Community must speak out on behalf of WIC

One act, more than any other, is indispensible from the Passover story:

If God had not intervened, we would still be slaves. There would have been no Exodus, no Sinai, no bright future for the Jewish people. For the sake of a future nation, God intervened to save 600,000 warriors of Israel.

Remember that number. It’s about the same number of mothers and children who will be cut off from nutrition assistance if nothing is done to stop the sequester’s bulldozer-like roll toward the Special Supplemental Nutrition Program for Women, Infants and Children (WIC). Once again, an intervention is needed for the sake of a nation.

Without freedom from Egypt, the descendants of Jacob could never grow, could never receive the Torah and could never live as they wanted. Likewise, without the benefit of prenatal and pediatric health care, nutrition education and access to healthy food, our children will be vulnerable to adverse birth outcomes, dental problems, anemia, obesity and hunger.

The future of our nation — built by a healthy generation of children — is at risk if we do not intervene. Due to political gridlock and myopic opposition to government services, WIC faces a 5.1 percent hatchet. As the sequester’s implementation was delayed, the impact because of the compressed timeline will be closer to a 9 percent chop.

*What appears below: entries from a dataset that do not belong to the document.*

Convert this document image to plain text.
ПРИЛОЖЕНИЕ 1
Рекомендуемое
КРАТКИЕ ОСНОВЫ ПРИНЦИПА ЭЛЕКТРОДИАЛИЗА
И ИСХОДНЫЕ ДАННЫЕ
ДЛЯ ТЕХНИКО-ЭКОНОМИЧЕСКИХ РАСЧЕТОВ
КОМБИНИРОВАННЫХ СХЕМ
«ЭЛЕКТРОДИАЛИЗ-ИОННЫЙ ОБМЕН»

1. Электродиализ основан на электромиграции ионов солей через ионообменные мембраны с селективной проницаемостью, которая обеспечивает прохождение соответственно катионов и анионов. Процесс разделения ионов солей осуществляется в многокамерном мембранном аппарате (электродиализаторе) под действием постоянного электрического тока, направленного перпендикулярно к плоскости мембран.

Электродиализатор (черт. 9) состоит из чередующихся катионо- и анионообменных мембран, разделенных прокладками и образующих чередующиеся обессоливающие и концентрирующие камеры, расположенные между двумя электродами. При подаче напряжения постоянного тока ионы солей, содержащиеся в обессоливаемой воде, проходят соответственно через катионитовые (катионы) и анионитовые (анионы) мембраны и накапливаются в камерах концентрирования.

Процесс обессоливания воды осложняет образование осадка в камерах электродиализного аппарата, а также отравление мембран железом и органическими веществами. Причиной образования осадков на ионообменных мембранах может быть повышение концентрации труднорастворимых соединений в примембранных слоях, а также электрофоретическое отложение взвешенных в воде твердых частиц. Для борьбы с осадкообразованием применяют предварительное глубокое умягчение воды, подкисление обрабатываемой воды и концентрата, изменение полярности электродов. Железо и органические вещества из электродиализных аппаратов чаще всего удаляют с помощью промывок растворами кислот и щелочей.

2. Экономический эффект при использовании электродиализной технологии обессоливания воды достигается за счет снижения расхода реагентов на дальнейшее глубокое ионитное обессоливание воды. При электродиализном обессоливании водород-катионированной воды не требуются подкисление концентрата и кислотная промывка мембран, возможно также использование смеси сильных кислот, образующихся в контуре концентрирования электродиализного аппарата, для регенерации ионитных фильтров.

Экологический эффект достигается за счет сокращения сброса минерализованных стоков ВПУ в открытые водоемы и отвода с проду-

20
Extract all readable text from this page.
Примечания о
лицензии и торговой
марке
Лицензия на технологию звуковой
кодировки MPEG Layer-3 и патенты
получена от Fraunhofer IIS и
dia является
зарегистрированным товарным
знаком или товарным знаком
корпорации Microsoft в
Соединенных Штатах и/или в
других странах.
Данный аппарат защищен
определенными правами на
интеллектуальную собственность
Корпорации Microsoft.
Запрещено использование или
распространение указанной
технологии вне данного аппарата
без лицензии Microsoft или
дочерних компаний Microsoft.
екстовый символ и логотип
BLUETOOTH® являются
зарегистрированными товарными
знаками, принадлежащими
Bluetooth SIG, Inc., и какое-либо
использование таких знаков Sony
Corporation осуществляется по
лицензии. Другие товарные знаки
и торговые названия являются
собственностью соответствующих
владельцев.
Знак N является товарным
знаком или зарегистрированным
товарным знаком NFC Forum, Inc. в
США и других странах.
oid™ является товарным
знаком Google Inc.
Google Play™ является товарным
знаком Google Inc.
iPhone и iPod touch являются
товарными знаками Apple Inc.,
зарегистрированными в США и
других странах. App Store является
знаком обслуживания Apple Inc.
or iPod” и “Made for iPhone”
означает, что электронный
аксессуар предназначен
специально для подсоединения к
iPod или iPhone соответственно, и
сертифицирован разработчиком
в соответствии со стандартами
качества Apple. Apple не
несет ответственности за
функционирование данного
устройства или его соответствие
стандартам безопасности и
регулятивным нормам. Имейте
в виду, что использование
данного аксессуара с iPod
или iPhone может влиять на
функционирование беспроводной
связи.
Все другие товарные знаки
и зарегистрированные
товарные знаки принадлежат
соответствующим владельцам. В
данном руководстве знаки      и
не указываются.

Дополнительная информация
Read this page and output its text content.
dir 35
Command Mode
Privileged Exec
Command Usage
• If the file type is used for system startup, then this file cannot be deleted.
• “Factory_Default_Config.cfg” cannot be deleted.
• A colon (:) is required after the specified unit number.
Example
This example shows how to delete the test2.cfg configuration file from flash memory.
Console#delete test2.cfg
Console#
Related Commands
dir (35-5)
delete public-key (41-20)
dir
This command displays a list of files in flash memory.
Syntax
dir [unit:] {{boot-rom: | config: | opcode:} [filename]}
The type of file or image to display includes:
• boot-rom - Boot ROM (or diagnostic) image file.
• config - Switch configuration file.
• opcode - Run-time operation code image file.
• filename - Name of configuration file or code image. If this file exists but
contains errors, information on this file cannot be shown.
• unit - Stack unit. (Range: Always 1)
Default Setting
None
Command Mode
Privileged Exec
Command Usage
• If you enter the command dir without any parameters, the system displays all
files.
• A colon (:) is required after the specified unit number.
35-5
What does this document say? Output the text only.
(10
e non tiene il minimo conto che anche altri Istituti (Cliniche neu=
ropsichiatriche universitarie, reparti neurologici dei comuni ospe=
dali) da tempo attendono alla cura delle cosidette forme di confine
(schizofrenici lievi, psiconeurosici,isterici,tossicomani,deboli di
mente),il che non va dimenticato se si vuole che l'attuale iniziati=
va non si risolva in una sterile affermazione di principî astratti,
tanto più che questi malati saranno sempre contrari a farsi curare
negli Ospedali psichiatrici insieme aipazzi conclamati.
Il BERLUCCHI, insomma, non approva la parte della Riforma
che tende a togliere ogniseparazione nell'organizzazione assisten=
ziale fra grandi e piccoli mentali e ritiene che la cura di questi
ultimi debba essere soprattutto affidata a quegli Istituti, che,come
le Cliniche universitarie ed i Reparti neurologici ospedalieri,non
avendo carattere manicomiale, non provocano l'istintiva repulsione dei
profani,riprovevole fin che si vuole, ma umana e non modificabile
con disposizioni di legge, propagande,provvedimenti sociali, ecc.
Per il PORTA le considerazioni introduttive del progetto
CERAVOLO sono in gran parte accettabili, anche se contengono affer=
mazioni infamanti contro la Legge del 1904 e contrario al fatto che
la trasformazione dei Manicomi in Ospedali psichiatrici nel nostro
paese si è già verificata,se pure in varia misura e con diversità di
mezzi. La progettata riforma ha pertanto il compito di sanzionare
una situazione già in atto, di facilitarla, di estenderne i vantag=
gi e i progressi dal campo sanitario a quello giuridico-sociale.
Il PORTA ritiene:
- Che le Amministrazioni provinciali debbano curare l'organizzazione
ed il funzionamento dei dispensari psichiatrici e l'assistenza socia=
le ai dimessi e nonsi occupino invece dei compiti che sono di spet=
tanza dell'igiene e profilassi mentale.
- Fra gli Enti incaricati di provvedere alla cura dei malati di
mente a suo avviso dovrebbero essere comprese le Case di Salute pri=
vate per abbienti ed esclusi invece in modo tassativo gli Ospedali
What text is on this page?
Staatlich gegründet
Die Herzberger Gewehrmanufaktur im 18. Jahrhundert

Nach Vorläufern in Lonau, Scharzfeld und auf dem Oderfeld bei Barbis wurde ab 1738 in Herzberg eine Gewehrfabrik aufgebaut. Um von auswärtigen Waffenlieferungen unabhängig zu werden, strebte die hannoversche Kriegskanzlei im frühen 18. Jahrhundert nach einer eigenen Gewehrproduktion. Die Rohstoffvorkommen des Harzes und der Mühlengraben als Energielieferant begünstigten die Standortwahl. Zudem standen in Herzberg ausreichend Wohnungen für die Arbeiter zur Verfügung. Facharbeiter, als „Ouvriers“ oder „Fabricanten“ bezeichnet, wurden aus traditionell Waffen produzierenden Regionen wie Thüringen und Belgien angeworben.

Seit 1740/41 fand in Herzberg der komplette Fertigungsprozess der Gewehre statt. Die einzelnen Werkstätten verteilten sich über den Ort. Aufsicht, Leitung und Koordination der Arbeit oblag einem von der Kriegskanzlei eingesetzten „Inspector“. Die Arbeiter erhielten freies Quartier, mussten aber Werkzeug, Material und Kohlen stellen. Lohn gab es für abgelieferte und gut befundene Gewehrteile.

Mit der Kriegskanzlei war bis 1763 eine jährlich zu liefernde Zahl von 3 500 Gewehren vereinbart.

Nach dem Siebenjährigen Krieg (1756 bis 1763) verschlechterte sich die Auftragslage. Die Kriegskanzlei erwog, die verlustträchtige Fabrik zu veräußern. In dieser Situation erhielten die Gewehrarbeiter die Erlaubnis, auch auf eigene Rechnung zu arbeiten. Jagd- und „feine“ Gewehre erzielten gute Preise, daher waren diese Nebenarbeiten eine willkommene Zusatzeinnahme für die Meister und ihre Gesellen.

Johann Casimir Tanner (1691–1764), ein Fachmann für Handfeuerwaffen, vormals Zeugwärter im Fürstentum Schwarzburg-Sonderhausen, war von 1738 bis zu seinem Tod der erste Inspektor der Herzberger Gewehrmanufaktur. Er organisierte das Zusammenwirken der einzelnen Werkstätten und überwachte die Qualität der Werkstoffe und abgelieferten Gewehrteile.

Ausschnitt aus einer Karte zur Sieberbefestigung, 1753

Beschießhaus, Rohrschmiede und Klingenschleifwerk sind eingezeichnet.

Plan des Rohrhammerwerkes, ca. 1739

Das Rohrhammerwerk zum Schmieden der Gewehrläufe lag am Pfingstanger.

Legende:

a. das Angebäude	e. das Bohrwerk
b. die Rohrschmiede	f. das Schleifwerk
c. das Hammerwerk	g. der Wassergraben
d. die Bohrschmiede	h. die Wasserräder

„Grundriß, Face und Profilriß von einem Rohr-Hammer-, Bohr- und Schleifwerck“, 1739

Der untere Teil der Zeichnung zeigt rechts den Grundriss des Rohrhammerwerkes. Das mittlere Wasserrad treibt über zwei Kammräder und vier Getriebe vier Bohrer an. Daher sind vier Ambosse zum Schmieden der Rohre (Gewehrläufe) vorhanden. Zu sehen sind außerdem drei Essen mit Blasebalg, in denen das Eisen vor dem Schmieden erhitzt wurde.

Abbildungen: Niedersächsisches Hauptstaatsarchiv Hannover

More than 600,000 low-income women, infants and children will lose this vital lifeline if the arbitrary sequester is not replaced with a thoughtful, long-run deficit reduction strategy.

That is why our organizations again mobilized Jewish communities around the country to hold Hunger Seders and raise awareness not only of the ongoing oppression of hunger, but of the tools we have to end it. On March 20, we kicked off the campaign at the U.S. Capitol with a special National Hunger Seder attended by members of Congress, Obama administration officials, schoolchildren, and faith and anti-poverty advocates.

Our message to Congress and the country is a simple one: We must protect the WIC program because WIC protects our children. WIC is available exclusively to impoverished women (WIC participants have an average annual income of a meager $16,449) and their children.

In 2009, WIC served an average of 8.9 million participants each month, providing education about the benefits of breastfeeding, access to maternal, prenatal, and pediatric health care services, or financial support to purchase nutritious groceries. According to the National WIC Association, for $759 a year per participant, WIC saves tens of thousands of dollars in health care costs by preventing birth complications and infant hospitalization.

Even if the investment in WIC just saved us money on health care, we would say dayenu — it would be enough — to spare the program from painful reductions. But the benefits of WIC far exceed financial savings. Children benefiting from WIC — more than half of all infants born in the United States — not only are born healthier but live healthier lives. Compared to those not in the program, WIC children are less likely to be hungry, more likely to be immunized and better prepared to perform in school for years to come.

Replacing the sequester is an important step, but this single move will correct a mistaken plan never intended to go into effect in the first place. Moving forward, we must strengthen WIC so that it can effectively reach the millions of pregnant woman and mothers who lack proper education on breastfeeding or nutrition.

More than 3,000 years ago, God wanted the children of Jacob to grow and prosper as a people, so God intervened on behalf of 600,000 to ensure they were on the right path.

Today we want the same for our children — to set them on the path to a healthy and prosperous future. If we allow WIC to be arbitrarily hacked by the sequester, fewer children will realize the healthy practices that would help them reach their full God-given potential, and our society will be poorer and weaker because of it.

So we are called on by our faith, our humanity and our obligation to future generations to intervene on behalf of 600,000 — for the sake of our nation.

Abby Leibman is the president and CEO of Mazon. Rabbi Steve Gutow is the president and CEO of the Jewish Council for Public Affairs.